Parramasala Festival feat. Tinariwen: A Celebration of Creative and Cultural Diversity

Author: Melody Menu

Parramasala featuring Tinariwen, Saturday March 10.

The annual Parramasala arts festival has grown to become a celebration of more than 30 nationalities and cultures the world over, in what is heralded as Australia’s most culturally diverse population. And there is no better way to embrace the multiculturalism of Sydney’s West than with a colourful melting pot of music, arts, culture and dance.

Hindi pop music blared from the main stage as we arrived, the air alight with the sights and smells of various food trucks and stalls crowded around Parramatta’s Prince Alfred Square. The promise of North African group Tinariwen electrified the night – the band who would be playing to a sold-out crowd at The Factory Theatre the following week playing for free at this inclusive and family-friendly event feeling like a sheer privilege.

In the lead up to their set, we had plenty of things to amuse ourselves, with paper lea-making; professional henna tattoos doused in glitter; yoga accompanied by classical music; and food, glorious food.

After visiting each food stall to weigh up our options, we settled on the old reliable of all food festivals, the humble Turkish gözleme, as well as a large Indian Thali, all washed down with pure sugarcane juice, the likes of which was incredible to watch as the machine pulverised the cane to extract its juices.

Perched on a gazebo, we devoured our meal while families reclined and children played together. The Thali curry plate was a winner, with a deliciously oily lamb curry, as well as fragrant dal matched with cucumber pieces and rice. A single cardamom-spiced gulab jamun for dessert was also a nice touch, dripping in rosewater.

A large crowd had already gathered for Tinariwen, with masses of chairs leaning back into the heart of the festival, an open space in front for kids to play and run around in, and a swathe of grass in-between. We opted to sit on the grass, and were greeted with a fantastic view of the stage, and of the hubub of activity below, with kids playing and blowing bubbles towards the stage.

Resplendent in gold and white, Tinariwen cut exceptional figures on stage, as they performed songs from their 2017 album Elwan and across their seven-album back catalogue.

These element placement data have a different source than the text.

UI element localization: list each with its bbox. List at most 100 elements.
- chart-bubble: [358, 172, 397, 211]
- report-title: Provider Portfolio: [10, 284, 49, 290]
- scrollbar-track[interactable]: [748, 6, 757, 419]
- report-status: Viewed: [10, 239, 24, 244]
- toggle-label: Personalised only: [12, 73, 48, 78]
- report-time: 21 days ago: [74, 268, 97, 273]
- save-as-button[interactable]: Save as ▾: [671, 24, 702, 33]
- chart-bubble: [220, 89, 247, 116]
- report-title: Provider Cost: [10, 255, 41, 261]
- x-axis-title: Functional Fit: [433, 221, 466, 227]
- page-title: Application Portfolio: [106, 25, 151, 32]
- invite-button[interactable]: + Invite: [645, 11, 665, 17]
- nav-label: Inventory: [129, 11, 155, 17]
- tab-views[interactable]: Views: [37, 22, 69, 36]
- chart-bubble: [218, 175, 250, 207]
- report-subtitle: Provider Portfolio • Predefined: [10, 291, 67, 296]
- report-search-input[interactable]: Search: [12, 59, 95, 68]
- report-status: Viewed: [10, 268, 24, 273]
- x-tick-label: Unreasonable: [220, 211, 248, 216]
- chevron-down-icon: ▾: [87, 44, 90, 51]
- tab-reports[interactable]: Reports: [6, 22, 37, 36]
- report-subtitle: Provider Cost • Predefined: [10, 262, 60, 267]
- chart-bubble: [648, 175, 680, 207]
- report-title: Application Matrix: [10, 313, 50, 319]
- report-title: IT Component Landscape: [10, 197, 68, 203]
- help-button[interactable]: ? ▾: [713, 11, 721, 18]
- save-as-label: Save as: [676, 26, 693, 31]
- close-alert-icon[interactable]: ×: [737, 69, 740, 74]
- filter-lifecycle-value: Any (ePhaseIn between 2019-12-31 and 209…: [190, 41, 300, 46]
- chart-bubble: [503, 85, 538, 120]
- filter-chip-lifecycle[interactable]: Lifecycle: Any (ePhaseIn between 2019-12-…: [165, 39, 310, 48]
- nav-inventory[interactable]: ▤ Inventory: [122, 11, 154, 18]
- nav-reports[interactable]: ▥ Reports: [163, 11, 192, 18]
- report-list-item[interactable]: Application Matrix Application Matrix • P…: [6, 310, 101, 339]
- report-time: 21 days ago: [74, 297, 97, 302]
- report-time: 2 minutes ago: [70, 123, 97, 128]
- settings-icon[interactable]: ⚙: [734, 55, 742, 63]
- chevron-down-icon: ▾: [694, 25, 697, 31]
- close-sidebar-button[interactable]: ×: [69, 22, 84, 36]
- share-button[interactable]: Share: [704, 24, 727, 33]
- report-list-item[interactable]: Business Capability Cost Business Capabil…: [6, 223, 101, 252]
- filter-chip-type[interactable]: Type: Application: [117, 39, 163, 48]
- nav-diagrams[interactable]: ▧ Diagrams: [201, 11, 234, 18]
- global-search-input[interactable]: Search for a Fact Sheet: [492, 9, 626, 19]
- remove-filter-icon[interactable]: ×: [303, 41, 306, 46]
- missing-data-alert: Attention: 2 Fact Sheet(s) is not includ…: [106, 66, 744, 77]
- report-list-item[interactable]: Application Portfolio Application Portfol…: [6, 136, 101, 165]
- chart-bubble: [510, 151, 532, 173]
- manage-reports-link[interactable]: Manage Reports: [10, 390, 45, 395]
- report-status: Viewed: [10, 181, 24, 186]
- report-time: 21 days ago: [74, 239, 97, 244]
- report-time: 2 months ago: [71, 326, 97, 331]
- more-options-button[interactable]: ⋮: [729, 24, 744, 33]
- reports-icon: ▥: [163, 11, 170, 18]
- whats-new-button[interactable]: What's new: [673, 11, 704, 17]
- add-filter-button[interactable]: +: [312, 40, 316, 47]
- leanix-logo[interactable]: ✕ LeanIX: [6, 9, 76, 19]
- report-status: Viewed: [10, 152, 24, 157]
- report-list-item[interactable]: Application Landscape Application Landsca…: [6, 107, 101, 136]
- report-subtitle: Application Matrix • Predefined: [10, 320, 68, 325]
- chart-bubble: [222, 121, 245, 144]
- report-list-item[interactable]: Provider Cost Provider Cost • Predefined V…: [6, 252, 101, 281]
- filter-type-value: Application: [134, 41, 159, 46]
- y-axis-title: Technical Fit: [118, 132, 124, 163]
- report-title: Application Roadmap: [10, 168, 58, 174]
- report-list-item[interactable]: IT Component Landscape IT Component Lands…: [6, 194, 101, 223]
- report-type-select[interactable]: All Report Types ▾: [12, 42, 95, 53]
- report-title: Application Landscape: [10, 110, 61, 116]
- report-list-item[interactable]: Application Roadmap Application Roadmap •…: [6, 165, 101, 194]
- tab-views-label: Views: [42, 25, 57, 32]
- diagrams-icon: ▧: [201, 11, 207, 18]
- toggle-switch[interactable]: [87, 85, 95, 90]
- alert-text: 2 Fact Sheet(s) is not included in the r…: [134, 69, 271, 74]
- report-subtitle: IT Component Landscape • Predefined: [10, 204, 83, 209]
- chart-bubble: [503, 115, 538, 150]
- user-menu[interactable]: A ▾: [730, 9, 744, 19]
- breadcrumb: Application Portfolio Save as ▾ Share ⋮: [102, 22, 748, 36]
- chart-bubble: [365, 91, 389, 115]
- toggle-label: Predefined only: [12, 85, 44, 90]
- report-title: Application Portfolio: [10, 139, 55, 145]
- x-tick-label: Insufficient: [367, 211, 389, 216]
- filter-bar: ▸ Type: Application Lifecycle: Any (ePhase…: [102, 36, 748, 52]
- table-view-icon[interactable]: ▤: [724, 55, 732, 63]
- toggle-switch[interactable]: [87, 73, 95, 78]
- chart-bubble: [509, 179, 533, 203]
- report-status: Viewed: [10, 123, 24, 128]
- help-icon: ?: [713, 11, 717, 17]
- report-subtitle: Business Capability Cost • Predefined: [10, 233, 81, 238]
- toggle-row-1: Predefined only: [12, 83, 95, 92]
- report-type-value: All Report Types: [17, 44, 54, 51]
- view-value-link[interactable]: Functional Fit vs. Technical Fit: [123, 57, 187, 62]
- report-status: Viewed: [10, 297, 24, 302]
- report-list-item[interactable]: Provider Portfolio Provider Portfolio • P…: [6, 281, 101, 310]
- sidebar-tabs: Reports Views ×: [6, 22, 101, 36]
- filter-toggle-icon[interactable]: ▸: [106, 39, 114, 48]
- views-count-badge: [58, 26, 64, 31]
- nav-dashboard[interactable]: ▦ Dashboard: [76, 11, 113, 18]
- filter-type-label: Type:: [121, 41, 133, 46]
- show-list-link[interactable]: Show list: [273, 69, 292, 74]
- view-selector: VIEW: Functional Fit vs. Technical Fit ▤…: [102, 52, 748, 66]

The depth of their harmonies was Earth-shattering in its power and intensity, and made for a spectacularly moving performance.

The Grammy Award-winning and stadium-filling band left no-one guessing as to how their fame had seen them play shows all over the world, with their reverential songs sung in the traditional Berber language of Tamasheq a true thing of beauty. Singer and guitarist Abdallah Ag Alhousseyni was a highlight of the performance, a celebration of feeling and movement through dance, as he manoeuvred the stage in stunning full-length robes. Every so often, his dance would pick up, egging on the beat and energising the crowd.

Gradually, a larger mass of people had replaced the young children at the front of the stage, joined together in movement and song like some psychedelic church. The diversity of the crowd, coupled with the complete respect which was shared by all, made for a life-affirming experience of unity and inclusivity. Parramasala’s website states that 70% of festival attendees were born outside Australia, and they were all there that night with their families and friends.

The sheer diversity exhibited among the crowd was inspiring and heart-warming, as hundreds of people danced and cheered, the power of music crossing borders of language and culture. As a group of elderly Japanese women passed me to seek out the front row, throwing up their hands to the beat, the enlivening aspect of truly heartfelt music was captured in a single perfect moment.